'Scrap Trident': British police arrest 47 protesters at Faslane nuclear base

15 Apr, 2013 15:58 / Updated 10 years ago

Forty-seven people were arrested in a protest at the UK's Faslane Naval Base in Scotland. 'Scrap Trident' anti-nuclear activists blocked the base’s entrances, lying on the ground in a human chain tied together with metal and plastic tubes.

Police estimated that nearly 250 people participated in the demonstration. Around 20 protesters sat or lay down on the ground at the main entrance to the base and covered themselves with banners. They also tied themselves to each other with plastic piping in the protest against the UK's Trident nuclear weapons system. Another eight people locked themselves onto the south gate.

The protesters called for the Trident nuclear weapons program to be scrapped, and for its £100 billion budget money spent instead on social programs. “I am taking action to stop the breach of the peace committed by the UK by owning and refusing to disarm the weapons of mass destruction," Dominic Lindley, a 20-year-old development officer said as quoted by scraptrident.org.

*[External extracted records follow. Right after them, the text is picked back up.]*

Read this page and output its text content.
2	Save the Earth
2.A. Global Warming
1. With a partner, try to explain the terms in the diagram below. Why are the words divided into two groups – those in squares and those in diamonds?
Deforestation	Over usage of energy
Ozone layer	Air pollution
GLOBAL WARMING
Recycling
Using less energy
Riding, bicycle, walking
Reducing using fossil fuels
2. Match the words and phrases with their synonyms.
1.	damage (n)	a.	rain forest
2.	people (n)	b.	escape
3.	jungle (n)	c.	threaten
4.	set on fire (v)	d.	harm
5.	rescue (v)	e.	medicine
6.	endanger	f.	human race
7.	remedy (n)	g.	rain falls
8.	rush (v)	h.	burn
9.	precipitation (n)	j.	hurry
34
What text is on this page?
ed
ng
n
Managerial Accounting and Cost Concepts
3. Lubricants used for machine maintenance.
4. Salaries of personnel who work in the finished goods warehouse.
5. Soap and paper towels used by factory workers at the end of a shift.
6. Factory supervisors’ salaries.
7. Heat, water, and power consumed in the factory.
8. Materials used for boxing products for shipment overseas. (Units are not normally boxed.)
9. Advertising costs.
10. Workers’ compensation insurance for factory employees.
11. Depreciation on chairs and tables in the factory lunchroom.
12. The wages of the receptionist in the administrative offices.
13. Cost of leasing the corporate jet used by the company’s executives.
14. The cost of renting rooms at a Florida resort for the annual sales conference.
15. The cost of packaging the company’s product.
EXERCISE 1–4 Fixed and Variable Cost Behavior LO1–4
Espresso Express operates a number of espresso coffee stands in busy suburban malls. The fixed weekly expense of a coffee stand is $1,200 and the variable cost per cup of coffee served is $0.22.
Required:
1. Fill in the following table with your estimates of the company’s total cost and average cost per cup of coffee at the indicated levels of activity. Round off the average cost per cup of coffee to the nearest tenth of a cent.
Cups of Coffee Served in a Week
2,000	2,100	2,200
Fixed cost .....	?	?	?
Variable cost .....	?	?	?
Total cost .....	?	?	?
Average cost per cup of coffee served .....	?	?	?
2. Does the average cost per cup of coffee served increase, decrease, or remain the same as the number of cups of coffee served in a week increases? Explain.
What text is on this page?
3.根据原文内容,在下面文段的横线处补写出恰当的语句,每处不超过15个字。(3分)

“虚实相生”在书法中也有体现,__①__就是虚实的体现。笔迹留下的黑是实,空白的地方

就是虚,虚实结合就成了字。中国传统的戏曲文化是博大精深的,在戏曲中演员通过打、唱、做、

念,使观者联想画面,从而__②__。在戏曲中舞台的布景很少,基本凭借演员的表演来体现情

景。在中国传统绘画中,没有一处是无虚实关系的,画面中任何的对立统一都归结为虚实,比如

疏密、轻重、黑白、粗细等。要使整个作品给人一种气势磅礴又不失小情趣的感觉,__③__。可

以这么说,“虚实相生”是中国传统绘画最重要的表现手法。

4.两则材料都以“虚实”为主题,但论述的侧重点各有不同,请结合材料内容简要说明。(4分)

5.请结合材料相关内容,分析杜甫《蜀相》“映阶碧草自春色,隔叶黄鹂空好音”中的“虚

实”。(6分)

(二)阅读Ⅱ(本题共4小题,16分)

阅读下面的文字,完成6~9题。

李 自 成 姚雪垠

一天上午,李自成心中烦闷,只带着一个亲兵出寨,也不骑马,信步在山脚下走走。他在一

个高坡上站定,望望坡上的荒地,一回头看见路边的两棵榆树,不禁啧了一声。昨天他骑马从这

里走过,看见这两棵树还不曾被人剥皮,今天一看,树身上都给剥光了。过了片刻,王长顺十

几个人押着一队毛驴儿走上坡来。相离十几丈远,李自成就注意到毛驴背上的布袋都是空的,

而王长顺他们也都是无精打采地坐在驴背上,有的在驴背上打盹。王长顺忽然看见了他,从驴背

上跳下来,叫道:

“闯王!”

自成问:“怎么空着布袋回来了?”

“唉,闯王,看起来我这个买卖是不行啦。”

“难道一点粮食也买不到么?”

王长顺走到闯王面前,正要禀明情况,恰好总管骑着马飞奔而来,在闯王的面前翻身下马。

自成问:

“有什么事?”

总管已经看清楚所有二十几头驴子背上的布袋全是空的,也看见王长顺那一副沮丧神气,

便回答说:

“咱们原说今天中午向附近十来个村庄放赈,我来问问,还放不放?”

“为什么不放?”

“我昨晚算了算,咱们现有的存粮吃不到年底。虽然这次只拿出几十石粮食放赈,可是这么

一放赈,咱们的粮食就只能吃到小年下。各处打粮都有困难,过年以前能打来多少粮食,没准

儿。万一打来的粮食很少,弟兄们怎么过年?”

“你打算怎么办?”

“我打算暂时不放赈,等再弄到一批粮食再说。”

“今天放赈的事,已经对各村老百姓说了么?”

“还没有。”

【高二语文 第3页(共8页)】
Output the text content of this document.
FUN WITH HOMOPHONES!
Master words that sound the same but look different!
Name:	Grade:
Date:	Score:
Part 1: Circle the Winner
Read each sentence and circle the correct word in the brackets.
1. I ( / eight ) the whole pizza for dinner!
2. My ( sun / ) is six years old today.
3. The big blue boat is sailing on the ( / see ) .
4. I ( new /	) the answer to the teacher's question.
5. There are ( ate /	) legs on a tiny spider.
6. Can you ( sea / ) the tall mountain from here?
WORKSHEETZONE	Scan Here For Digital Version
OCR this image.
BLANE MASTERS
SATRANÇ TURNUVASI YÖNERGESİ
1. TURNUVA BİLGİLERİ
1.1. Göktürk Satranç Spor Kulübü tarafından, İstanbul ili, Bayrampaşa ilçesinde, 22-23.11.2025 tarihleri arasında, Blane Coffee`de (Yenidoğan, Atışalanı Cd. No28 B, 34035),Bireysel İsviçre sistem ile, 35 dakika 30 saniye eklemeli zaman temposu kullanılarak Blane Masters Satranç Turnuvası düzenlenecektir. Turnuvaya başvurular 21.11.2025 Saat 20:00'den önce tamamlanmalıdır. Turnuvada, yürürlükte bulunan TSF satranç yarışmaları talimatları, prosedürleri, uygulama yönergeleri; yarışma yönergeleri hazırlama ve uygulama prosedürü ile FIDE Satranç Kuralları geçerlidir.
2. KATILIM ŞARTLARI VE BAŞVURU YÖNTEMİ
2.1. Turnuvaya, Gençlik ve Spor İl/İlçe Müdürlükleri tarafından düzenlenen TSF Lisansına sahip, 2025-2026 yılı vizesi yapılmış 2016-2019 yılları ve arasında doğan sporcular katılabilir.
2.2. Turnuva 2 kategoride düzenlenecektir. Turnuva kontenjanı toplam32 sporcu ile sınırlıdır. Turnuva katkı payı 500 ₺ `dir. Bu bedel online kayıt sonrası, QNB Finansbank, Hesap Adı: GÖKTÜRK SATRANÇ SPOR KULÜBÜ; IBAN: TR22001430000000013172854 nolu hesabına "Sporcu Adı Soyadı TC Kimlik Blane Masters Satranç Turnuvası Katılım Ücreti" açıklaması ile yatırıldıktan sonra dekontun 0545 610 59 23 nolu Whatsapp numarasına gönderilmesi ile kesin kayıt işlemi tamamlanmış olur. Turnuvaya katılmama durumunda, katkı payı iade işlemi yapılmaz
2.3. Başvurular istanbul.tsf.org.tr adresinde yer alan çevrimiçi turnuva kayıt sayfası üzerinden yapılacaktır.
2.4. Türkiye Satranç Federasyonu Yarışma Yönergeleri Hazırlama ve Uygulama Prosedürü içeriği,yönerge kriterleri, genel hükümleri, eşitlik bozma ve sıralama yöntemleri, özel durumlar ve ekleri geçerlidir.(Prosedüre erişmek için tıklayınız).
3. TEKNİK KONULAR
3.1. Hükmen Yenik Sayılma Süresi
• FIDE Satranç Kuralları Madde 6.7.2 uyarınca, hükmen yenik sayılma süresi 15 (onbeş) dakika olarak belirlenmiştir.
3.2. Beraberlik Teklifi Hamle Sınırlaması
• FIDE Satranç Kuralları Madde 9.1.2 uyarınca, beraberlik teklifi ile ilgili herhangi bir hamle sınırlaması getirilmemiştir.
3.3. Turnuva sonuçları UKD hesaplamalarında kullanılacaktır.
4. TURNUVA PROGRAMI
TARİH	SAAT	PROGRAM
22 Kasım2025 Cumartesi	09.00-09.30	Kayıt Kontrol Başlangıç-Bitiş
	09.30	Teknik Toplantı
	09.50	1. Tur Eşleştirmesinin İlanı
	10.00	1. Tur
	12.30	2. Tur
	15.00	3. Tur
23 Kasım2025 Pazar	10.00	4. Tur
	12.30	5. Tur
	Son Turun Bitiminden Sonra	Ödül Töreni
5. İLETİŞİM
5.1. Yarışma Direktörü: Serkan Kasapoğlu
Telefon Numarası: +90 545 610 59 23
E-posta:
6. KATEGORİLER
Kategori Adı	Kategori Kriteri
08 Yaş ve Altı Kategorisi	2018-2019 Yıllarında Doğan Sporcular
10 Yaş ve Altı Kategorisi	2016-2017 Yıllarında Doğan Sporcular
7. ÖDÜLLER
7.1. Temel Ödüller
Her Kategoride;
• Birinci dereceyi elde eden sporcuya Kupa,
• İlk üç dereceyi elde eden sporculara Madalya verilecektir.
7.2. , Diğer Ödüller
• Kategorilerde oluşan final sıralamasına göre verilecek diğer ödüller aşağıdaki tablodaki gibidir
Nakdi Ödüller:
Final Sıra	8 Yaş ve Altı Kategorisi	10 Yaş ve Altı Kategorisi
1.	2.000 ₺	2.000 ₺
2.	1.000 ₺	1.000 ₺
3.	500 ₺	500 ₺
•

"These weapons are both inhumane, illegal and their use can never be justified. In the next few years the UK has an opportunity to join the vast majority of countries in the world by disarming our pointless nuclear weapons and spend the £100 billion wasted on them on vital services for our communities like the NHS, Education and the Welfare State," Lindley added.

Dozens of police officers surrounded the protesters and formed a line in front of the metal gates. One protester chanted "they say warfare", and the crowd replied with "we say welfare .”

Police used cutting equipment on the plastic piping to separate the protesters from each other before moving them off the road and into police vans.

"It would take a fraction of the cost of the Trident nuclear program to fund free education for all in the UK," Sara Moon, a development officer from Sheffield University said. "At a time when the worst-off in our communities have been stripped of their access to education we have to demand that public money is not wasted on something as unnecessary and devastating as Trident.”

Those arrested ranged in age from 19 to 83, and came from across Scotland, Wales and England. The protest capped off a weekend of 'Scrap Trident' protests and actions, which began on Saturday with a mass demonstration in Glasgow’s George Square. Thousands of anti-nuclear demonstrators called for Scotland to dismantle its nuclear arsenal.

The UK’s Trident program encompasses the development, procurement and operation of the current generation of British nuclear weapons, and the means to deliver them. Trident includes four Vanguard-class submarines armed with Trident II D-5 ballistic missiles, capable of delivering thermonuclear warheads from multiple independent re-entry vehicles.

Trident is the most expensive and the most powerful weapon in the UK’s arsenal. At least one Trident submarine is always on patrol to provide a continuous at-sea deterrent.

The program was announced in July 1980, and patrols began in December 1994. Since 1998, Trident has been the only British nuclear weapon system in service. Its stated purpose is to provide "the minimum effective nuclear deterrent as the ultimate means to deter the most extreme threat."

The system is due to go out of service in 2024, but the UK government is contemplating a replacement. A decision on the renewal of the system is expected in 2016.

There is speculation the program could be forced to close if Scotland became independent in 2014. A government report suggested that if Scotland dismantles its nuclear weapons, the construction of the necessary facilities in other parts of the UK could take up to 20 years.